A first English translation from Turkish author Shafak follows the lives of three foreign students in Boston to explore community and alienation while playing with ideas about language, religion, and culture.
Arriving from Turkey to work on his Ph.D. in political science, Omer moves into a house with Piyu, a Spanish dental student, and Abed, a Moroccan studying biotechnology. Unlike the Catholic, hot-chocolate-drinking Piyu and the Moslem, mint-tea-drinking Abed, who both remain devout, Omer, who drinks coffee and liquor and listens to American music nonstop, no longer practices Islam. Despite their differences in culture and language, the three men’s outsider status (as well as their common reliance on English as a second language) binds them together while each struggles to find where he resides in spirit. They play word games and take care of their dog. They eat wonderful meals prepared by Piyu’s Mexican-American girlfriend Alegre, a secret bulimic whose gorging and disgorging is described in painful detail. Alegre widens their social circle by adding Waspy Debra Ellen Thompson from her eating disorders therapy group and Debra’s former lover Gail, half-Jewish and highly neurotic, with whom Debra runs a candy business, Squirmy Spirit Chocolates (an odd inconsistency, since they are vegans, and the chocolates described sound buttery rich).
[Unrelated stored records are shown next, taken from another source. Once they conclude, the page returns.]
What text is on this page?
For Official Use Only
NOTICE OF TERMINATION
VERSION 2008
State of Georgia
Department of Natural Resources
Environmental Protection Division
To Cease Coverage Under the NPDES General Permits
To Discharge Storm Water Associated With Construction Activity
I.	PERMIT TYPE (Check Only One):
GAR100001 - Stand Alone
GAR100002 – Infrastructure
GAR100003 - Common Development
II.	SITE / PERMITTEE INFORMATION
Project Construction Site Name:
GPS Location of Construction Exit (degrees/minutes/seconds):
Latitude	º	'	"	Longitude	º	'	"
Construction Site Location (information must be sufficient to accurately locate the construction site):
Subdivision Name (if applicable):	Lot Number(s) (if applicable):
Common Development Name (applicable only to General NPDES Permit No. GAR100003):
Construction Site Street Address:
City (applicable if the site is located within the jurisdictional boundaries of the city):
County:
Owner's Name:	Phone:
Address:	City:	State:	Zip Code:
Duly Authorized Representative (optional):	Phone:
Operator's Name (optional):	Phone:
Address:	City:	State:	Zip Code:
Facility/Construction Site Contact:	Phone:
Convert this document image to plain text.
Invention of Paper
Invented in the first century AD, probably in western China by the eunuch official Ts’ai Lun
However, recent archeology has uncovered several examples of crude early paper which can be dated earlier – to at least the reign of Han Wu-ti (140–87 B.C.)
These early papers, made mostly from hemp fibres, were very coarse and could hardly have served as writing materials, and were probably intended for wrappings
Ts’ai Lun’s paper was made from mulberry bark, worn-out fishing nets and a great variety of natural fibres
Abed’s mother comes to visit, bringing a disappointing letter from his Moroccan girlfriend, and Abed is surprised how well she adjusts to his American friends. In fact, she suggests that Abed marry Gail. Instead, Omer and Gail fall in love, a union of Omer’s internal anger and Gail’s deep sadness. They marry, but Gail’s depression will conquer their connection. Throughout, the characters talk about philosophy and sociology, although they skirt thornier political issues, while Shafak’s use of language veers from masterful to awkwardly convoluted.
Sometimes lively and provocative, but frequently as pretentious as Gail’s spiritually shaped chocolates.